30 June 2009
Leftover Homes
Empty capiz panels are pretty sad.
Walking around the Quiapo and Binondo area, you find some gems of houses that retain certain features we could very well explore for more comfortable living in these tropics. They are frequently in poor condition, but provide a sense of how urban living evolved for Manila denizens. High ceilings, large windows, boxy rooms.
A corner house all boarded up.
Capiz panels still in place, with a Jollibee tarp marring the view, basically.

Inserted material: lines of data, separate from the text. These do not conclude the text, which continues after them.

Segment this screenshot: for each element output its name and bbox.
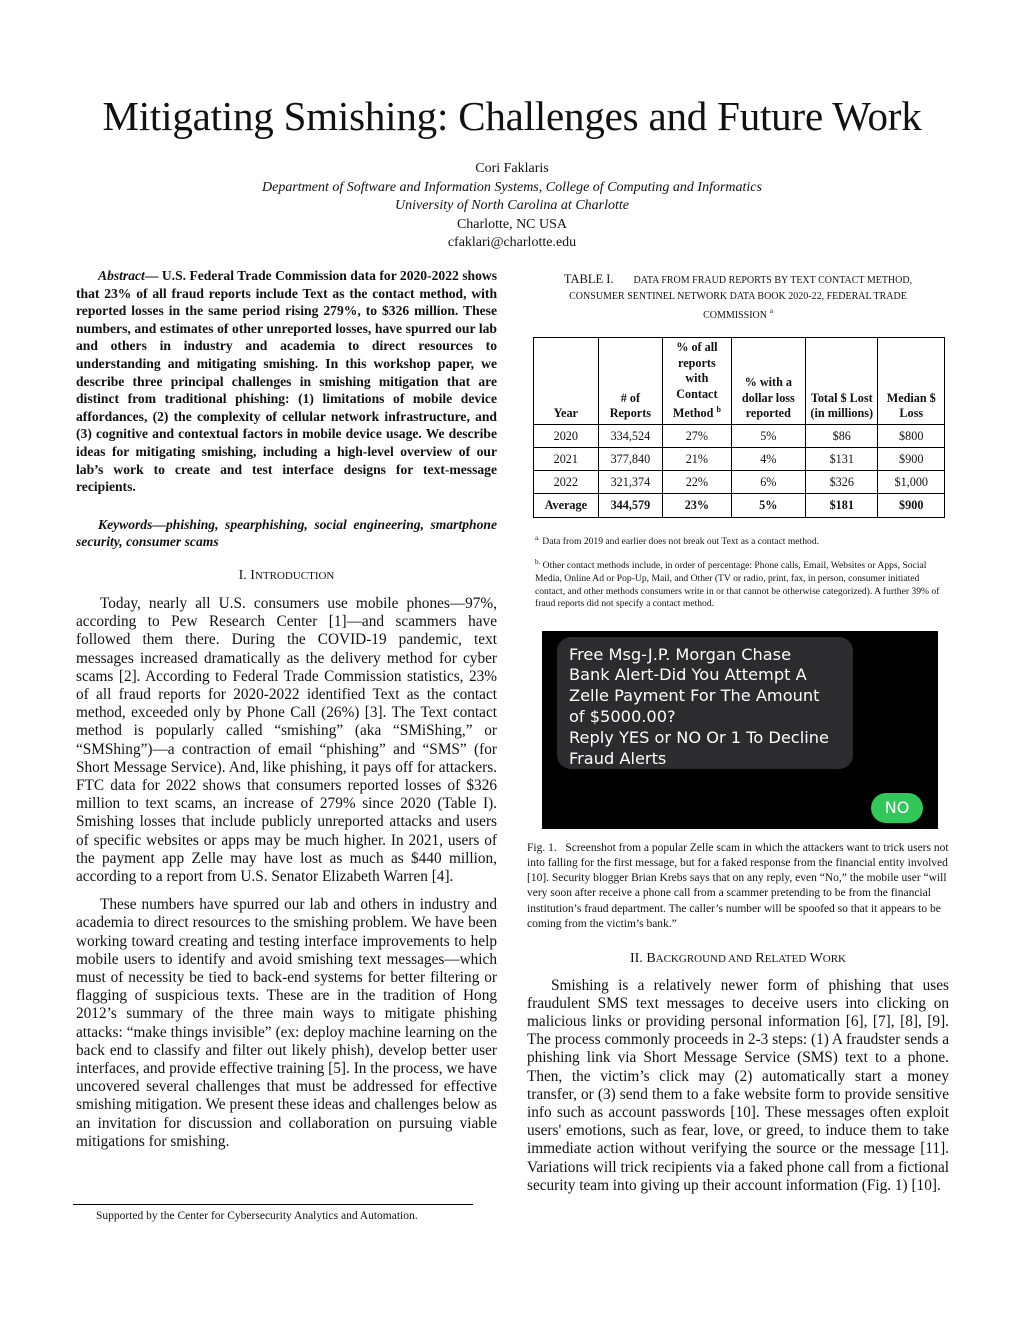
table-row (534, 424, 945, 447)
header-contact-method (663, 338, 731, 425)
figure-caption-text: Screenshot from a popular Zelle scam in which the attackers want to trick users not into falling for the first message, but for a faked response from the financial entity involved [10]. Security blogger Brian Krebs says that on any reply, even “No,” the mobile user “will very soon after receive a phone call from a scammer pretending to be from the financial institution’s fraud department. The caller’s number will be spoofed so that it appears to be coming from the victim’s bank.” (527, 841, 949, 931)
affiliation-department: Department of Software and Information Systems, College of Computing and Informatics (262, 179, 762, 195)
table-note-b (535, 556, 949, 610)
section-title-initial: R (755, 951, 765, 967)
table-cell: $1,000 (878, 471, 945, 494)
author-email: cfaklari@charlotte.edu (447, 235, 577, 250)
section-title-word-3 (810, 951, 846, 966)
left-column (76, 267, 497, 1151)
message-line: Fraud Alerts (569, 748, 667, 768)
section-title-rest: NTRODUCTION (254, 569, 335, 582)
table-header-row (534, 338, 945, 425)
header-total-lost: Total $ Lost (in millions) (806, 338, 878, 425)
table-cell: $800 (878, 424, 945, 447)
table-cell: 27% (663, 424, 731, 447)
incoming-message-text (569, 645, 869, 770)
table-cell: 5% (731, 424, 805, 447)
intro-paragraph-2: These numbers have spurred our lab and others in industry and academia to direct resources to the smishing problem. We have been working toward creating and testing interface improvements to help mobile users to identify and avoid smishing text messages—which must of necessity be tied to back-end systems for better filtering or flagging of suspicious texts. These are in the tradition of Hong 2012’s summary of the three main ways to mitigate phishing attacks: “make things invisible” (ex: deploy machine learning on the back end to classify and filter out likely phish), develop better user interfaces, and provide effective training [5]. In the process, we have uncovered several challenges that must be addressed for effective smishing mitigation. We present these ideas and challenges below as an invitation for discussion and collaboration on pursuing viable mitigations for smishing. (76, 896, 497, 1150)
table-note-a (535, 532, 949, 549)
author-block (0, 160, 1024, 253)
section-title-word-1 (646, 951, 752, 966)
figure-caption (527, 841, 949, 933)
table-cell: 377,840 (598, 448, 663, 471)
header-dollar-loss: % with a dollar loss reported (731, 338, 805, 425)
table-row (534, 471, 945, 494)
section-number: I. (238, 567, 247, 583)
table-label: TABLE I. (563, 272, 614, 286)
table-cell: 23% (663, 494, 731, 517)
author-location: Charlotte, NC USA (456, 216, 568, 232)
table-cell: 4% (731, 448, 805, 471)
message-line: Zelle Payment For The Amount (569, 686, 820, 706)
table-note-a-text: Data from 2019 and earlier does not break out Text as a contact method. (542, 535, 820, 547)
table-caption-line-3: COMMISSION (703, 309, 767, 321)
section-heading-background (527, 950, 949, 968)
table-cell: 321,374 (598, 471, 663, 494)
table-cell: 334,524 (598, 424, 663, 447)
abstract (76, 267, 497, 496)
right-column (527, 272, 949, 1195)
header-contact-method-text: % of all reports with Contact Method (672, 340, 718, 421)
abstract-dash: — (144, 268, 162, 283)
table-caption-footnote-mark: a (769, 307, 773, 315)
table-cell: 22% (663, 471, 731, 494)
section-number: II. (629, 951, 643, 967)
background-paragraph-1: Smishing is a relatively newer form of phishing that uses fraudulent SMS text messages to deceive users into clicking on malicious links or providing personal information [6], [7], [8], [9]. The process commonly proceeds in 2-3 steps: (1) A fraudster sends a phishing link via Short Message Service (SMS) text to a phone. Then, the victim’s click may (2) automatically start a money transfer, or (3) send them to a fake website form to provide sensitive info such as account passwords [10]. These messages often exploit users' emotions, such as fear, love, or greed, to induce them to take immediate action without verifying the source or the message [11]. Variations will trick recipients via a faked phone call from a fictional security team into giving up their account information (Fig. 1) [10]. (527, 976, 949, 1194)
table-cell: 21% (663, 448, 731, 471)
table-cell: $181 (806, 494, 878, 517)
paper-title: Mitigating Smishing: Challenges and Future Work (102, 93, 922, 139)
message-line: of $5000.00? (569, 706, 676, 726)
section-title-initial: W (809, 951, 823, 967)
header-reports: # of Reports (598, 338, 663, 425)
table-note-b-text: Other contact methods include, in order of percentage: Phone calls, Email, Websites or Apps, Social Media, Online Ad or Pop-Up, Mail, and Other (TV or radio, print, fax, in person, consumer initiated contact, and other methods consumers write in or that cannot be otherwise categorized). A further 39% of fraud reports did not specify a contact method. (535, 560, 940, 610)
section-title-initial: I (250, 567, 255, 583)
figure-caption-label: Fig. 1. (527, 841, 557, 854)
table-cell: 2022 (534, 471, 599, 494)
table-cell: $86 (806, 424, 878, 447)
table-caption (527, 272, 949, 323)
table-caption-line-2: CONSUMER SENTINEL NETWORK DATA BOOK 2020-22, FEDERAL TRADE (569, 290, 907, 302)
section-heading-introduction (76, 567, 497, 585)
outgoing-reply-bubble: NO (871, 793, 923, 823)
table-cell: 5% (731, 494, 805, 517)
message-line: Reply YES or NO Or 1 To Decline (569, 727, 829, 747)
table-cell: 6% (731, 471, 805, 494)
section-title-initial: B (646, 951, 656, 967)
section-title-rest: ELATED (764, 953, 807, 966)
author-name: Cori Faklaris (475, 161, 549, 176)
table-average-row (534, 494, 945, 517)
message-line: Bank Alert-Did You Attempt A (569, 665, 807, 685)
table-cell: Average (534, 494, 599, 517)
section-title-word-2 (755, 951, 806, 966)
intro-paragraph-1: Today, nearly all U.S. consumers use mobile phones—97%, according to Pew Research Center [1]—and scammers have followed them there. During the COVID-19 pandemic, text messages increased dramatically as the delivery method for cyber scams [2]. According to Federal Trade Commission statistics, 23% of all fraud reports for 2020-2022 identified Text as the contact method, exceeded only by Phone Call (26%) [3]. The Text contact method is popularly called “smishing” (aka “SMiShing,” or “SMShing”)—a contraction of email “phishing” and “SMS” (for Short Message Service). And, like phishing, it pays off for attackers. FTC data for 2022 shows that consumers reported losses of $326 million to text scams, an increase of 279% since 2020 (Table I). Smishing losses that include publicly unreported attacks and users of specific websites or apps may be much higher. In 2021, users of the payment app Zelle may have lost as much as $440 million, according to a report from U.S. Senator Elizabeth Warren [4]. (76, 594, 497, 885)
table-note-b-mark: b. (535, 558, 541, 567)
table-cell: $900 (878, 448, 945, 471)
header-median-loss: Median $ Loss (878, 338, 945, 425)
table-cell: 2021 (534, 448, 599, 471)
table-cell: 344,579 (598, 494, 663, 517)
abstract-text: U.S. Federal Trade Commission data for 2020-2022 shows that 23% of all fraud reports include Text as the contact method, with reported losses in the same period rising 279%, to $326 million. These numbers, and estimates of other unreported losses, have spurred our lab and others in industry and academia to direct resources to understanding and mitigating smishing. In this workshop paper, we describe three principal challenges in smishing mitigation that are distinct from traditional phishing: (1) limitations of mobile device affordances, (2) the complexity of cellular network infrastructure, and (3) cognitive and contextual factors in mobile device usage. We describe ideas for mitigating smishing, including a high-level overview of our lab’s work to create and test interface designs for text-message recipients. (76, 268, 497, 495)
fraud-data-table (533, 337, 945, 517)
section-title-rest: ORK (822, 953, 847, 966)
table-note-a-mark: a. (535, 533, 540, 542)
scam-message-screenshot (542, 631, 938, 829)
header-footnote-mark: b (716, 405, 721, 415)
header-year: Year (534, 338, 599, 425)
table-cell: $131 (806, 448, 878, 471)
table-cell: 2020 (534, 424, 599, 447)
affiliation-university: University of North Carolina at Charlotte (395, 198, 629, 213)
message-line: Free Msg-J.P. Morgan Chase (569, 644, 792, 664)
table-cell: $900 (878, 494, 945, 517)
keywords: Keywords—phishing, spearphishing, social engineering, smartphone security, consumer scams (76, 516, 497, 550)
section-title-rest: ACKGROUND AND (655, 953, 752, 966)
footnote-divider (73, 1204, 473, 1205)
abstract-label: Abstract (98, 268, 145, 283)
table-row (534, 448, 945, 471)
table-cell: $326 (806, 471, 878, 494)
funding-footnote: Supported by the Center for Cybersecurity Analytics and Automation. (96, 1210, 418, 1222)
table-caption-line-1: DATA FROM FRAUD REPORTS BY TEXT CONTACT METHOD, (633, 275, 913, 286)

Capiz windows were made using the shell of the bivalve Placuna placenta. The latticed apprearance of window panels commonly associated with Filipino-Spanish architecture is a result of the what is a convenient and good-sized square that you can cut from hundreds of capiz shells. Naturally, these are smaller than those you would find in countries doing the whole glass windows thing at the time, where mollusk growing size was not a limiting factor.
Empty capiz panels also make me think of mosquitoes.
Just a note: I have a special interest in them windows because the house I live in is a former capiz shell factory, and the general area I live in (fairly coastal) was probably a competitive supplier of window material to the more urban Manila area.
Balustrades on an overhanging second floor.
Below the large sliding capiz and wooden windows are usually smaller sliding panels which open up into a balustrade of wood or wrought iron. These are called ventanillas, from which children can hang out and watch the street. In my own grandmother's house, I would squeeze myself through the sliding doorlets and into a wrought iron "cage" overlooking the garden, and sometimes fall asleep. The ventanilla can be left open for fresh air if you, for some reason orthe other, don't want to open the larger window.
Details on the awnings.
These practical applications are useful to think about. How much of them have been rendered useless by the pollution from cars, the loss of trees and air passageways for ventilation, and the blocking of light by taller buildings? How we are currently using our streets gives hints of hostility towards these beautiful, low-energy designs. But as long as some of these under-appreciated beauties are peeking through the boxy cement buildings, we can learn a lot just by walking around.
A carved door with an opening with iron ornamentation above, meant for ventilation in better days.